Active Noise Control of Enclosed Sound Fields Optimising the Performance

Abstract: Active noise control is the art of reducing a primary unwanted sound field by interference with an actively created secondary sound field. To achieve high reduction, it is crucial to obtain both temporal and spatial matching between the primary and the secondary sound fields. Temporal matching is maintained by using a fast, powerful control system that is capable of tracking any changes in the input characteristics without delay. Spatial matching requires that the positions for the actuators and sensors in the control system are carefully selected.

In Active vibration control, the primary objective is to minimise a vibration field. This is done using structural actuators and sensors. Active structural acoustic control reduces the sound radiation from a vibrating surface. In this case, structural actuators are used to minimise the sound field as measured by a number of acoustic sensors.
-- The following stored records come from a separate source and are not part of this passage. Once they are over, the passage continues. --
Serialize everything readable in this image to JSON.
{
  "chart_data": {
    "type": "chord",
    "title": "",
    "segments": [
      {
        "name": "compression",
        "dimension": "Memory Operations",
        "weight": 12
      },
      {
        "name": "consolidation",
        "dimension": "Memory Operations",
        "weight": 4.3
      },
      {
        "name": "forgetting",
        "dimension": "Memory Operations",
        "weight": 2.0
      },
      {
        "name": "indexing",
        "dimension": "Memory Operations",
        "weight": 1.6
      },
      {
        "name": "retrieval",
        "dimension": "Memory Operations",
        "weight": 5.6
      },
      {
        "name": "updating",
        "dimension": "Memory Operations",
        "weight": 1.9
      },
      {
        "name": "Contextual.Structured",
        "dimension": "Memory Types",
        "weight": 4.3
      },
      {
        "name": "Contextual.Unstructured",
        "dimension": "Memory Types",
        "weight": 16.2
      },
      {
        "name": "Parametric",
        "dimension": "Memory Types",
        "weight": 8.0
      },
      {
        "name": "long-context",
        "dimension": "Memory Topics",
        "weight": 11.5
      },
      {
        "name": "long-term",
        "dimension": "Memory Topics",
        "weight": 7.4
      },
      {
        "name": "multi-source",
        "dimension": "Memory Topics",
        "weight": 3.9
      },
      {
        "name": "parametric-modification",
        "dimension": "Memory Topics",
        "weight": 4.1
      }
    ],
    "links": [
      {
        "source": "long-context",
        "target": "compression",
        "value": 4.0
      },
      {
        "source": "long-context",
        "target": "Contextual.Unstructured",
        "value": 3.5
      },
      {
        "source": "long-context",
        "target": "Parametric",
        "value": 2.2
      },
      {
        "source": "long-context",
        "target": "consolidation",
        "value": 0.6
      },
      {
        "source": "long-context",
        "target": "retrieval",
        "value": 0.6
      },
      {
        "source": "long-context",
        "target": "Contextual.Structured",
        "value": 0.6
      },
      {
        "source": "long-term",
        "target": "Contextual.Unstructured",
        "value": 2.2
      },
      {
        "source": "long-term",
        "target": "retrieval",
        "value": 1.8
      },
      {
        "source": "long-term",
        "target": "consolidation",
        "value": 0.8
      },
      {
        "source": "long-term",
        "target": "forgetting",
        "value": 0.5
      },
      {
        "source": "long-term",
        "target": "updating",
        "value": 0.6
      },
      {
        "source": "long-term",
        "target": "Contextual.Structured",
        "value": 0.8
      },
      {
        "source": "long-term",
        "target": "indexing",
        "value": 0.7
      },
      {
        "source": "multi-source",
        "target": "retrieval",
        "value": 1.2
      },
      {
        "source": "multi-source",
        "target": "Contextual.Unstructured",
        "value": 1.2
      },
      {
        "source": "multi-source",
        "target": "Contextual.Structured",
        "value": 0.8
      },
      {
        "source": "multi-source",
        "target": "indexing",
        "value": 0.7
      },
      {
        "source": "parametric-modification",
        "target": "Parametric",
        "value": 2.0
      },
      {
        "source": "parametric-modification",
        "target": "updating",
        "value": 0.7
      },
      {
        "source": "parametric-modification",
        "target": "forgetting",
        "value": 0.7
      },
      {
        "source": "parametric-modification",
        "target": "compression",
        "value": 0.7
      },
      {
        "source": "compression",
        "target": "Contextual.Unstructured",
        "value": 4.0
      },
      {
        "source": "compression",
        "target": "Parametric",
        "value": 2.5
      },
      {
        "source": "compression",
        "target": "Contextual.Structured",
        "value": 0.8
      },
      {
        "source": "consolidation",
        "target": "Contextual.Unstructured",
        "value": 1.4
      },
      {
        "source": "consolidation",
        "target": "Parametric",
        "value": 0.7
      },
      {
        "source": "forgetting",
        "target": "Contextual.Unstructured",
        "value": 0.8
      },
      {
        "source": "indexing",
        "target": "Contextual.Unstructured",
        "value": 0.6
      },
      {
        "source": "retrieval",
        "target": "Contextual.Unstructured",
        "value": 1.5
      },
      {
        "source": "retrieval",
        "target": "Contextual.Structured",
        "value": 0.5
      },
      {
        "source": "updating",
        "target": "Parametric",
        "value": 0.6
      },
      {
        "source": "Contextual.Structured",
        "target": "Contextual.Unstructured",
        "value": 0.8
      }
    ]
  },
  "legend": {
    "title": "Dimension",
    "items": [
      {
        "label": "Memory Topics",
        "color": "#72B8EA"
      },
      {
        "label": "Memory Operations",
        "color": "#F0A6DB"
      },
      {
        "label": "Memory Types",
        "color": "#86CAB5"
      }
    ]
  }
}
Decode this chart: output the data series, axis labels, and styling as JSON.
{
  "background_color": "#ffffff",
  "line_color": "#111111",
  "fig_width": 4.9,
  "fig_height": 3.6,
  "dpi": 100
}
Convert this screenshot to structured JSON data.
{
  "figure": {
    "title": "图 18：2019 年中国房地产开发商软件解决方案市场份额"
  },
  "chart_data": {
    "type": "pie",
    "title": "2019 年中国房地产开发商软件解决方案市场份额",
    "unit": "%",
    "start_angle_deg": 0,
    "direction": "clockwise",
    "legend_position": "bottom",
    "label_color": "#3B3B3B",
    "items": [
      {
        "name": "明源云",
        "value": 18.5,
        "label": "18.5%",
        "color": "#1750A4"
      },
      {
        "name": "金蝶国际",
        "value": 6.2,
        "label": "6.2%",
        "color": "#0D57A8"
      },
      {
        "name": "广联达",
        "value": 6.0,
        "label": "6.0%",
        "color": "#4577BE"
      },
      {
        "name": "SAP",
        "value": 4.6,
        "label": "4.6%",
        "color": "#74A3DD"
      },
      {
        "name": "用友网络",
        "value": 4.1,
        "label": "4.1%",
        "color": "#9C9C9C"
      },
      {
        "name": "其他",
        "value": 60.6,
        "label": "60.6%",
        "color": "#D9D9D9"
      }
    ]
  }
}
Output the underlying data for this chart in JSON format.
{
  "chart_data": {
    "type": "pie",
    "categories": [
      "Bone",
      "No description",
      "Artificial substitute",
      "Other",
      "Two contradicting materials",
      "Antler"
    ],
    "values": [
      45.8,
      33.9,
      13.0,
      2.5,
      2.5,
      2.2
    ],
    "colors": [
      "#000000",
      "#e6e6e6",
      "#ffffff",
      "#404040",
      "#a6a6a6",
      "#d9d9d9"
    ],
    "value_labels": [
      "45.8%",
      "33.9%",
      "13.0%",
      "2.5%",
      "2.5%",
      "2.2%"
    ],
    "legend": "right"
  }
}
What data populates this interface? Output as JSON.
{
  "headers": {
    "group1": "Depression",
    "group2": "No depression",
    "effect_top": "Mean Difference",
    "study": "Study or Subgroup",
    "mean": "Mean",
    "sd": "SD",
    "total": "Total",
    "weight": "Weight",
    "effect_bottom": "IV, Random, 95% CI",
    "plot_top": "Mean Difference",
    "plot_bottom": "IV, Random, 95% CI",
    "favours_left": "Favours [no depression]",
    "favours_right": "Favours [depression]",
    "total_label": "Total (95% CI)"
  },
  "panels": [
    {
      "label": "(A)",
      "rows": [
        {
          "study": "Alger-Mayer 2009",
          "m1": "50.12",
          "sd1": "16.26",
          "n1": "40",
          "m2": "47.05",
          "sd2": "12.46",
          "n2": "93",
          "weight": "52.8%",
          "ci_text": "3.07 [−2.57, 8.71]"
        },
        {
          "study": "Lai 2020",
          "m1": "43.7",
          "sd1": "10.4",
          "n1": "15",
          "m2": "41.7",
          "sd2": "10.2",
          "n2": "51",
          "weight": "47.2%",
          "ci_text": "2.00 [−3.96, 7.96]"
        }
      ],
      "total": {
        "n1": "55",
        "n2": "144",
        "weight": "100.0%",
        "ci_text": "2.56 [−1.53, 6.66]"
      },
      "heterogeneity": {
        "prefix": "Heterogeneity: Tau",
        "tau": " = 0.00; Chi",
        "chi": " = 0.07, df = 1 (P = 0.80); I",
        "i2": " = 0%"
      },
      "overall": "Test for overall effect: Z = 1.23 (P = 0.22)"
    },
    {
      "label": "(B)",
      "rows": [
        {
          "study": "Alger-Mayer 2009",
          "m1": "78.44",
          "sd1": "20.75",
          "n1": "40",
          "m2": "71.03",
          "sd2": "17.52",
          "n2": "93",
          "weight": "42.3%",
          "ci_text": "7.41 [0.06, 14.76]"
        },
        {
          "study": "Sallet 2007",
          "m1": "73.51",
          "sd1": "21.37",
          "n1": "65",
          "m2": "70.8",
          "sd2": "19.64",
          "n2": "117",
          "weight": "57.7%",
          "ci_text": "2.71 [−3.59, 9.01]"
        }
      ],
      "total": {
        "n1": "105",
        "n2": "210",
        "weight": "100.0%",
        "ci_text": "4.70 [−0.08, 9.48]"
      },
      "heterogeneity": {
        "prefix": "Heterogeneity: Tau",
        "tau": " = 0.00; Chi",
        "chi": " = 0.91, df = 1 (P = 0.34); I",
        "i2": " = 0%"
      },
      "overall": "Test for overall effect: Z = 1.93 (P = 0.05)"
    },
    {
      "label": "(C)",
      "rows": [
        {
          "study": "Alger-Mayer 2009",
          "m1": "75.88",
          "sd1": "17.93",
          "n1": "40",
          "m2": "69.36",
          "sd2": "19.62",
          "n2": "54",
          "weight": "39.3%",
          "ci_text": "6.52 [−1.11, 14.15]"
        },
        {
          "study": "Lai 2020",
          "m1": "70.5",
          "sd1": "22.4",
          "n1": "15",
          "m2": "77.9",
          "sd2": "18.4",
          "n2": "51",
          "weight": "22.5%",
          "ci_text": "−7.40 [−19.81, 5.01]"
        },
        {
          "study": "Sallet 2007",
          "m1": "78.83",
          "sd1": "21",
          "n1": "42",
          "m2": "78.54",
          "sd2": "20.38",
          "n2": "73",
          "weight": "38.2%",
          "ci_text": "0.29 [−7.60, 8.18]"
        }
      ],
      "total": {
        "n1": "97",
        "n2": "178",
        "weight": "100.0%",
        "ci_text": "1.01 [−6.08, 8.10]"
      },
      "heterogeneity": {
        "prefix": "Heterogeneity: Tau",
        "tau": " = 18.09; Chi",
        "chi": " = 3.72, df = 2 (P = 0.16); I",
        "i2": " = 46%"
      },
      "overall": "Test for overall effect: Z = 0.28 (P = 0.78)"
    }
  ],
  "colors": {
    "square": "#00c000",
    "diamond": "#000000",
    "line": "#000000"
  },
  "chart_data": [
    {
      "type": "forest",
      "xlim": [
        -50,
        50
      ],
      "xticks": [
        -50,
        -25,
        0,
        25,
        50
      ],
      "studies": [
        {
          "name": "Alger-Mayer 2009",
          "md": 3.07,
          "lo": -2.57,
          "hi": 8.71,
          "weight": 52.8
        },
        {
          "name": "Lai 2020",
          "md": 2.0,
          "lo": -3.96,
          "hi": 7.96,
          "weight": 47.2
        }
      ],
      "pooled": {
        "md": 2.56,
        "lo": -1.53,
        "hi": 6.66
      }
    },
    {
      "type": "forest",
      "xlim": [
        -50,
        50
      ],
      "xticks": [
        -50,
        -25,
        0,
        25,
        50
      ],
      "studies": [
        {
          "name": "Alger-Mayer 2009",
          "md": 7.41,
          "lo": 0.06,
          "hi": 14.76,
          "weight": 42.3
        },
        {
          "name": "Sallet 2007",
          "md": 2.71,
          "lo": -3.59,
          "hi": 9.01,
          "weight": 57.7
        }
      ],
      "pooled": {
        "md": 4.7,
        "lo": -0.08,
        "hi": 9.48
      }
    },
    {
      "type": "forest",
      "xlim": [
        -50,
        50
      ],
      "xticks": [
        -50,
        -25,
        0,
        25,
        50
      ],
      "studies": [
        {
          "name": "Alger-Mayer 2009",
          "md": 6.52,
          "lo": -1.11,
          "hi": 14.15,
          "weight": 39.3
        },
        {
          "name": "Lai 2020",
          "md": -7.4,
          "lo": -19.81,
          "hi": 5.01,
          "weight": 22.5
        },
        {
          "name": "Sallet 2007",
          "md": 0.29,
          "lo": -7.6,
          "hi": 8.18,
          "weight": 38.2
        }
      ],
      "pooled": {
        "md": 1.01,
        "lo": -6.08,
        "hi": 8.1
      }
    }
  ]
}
This thesis is primarily dedicated to the active control of harmonic, enclosed sound fields. A number of multiple-error, multiple-output control algorithms, derived from the complex LMS algorithm are presented. Among the virtues of these algorithms are fast convergence and low computational complexity. Performance results are presented from off-line computer evaluations using in-flight data from a Dornier 328 twin-propeller aircraft. Results are also presented from measurements in a Mock-Up of a SAAB 340 aircraft.

In most practical applications of active noise control, finding the optimal positions for the actuators and sensors in the control system is a difficult task that goes well beyond acoustic intuition. This is especially true in applications where the control sensors must be placed away from the desired ''zone of quiet''. A method is presented for searching for a sub-optimal configuration of actuators and sensors, along with a discussion on evaluation methods. The search algorithm is based on a model for simulated annealing.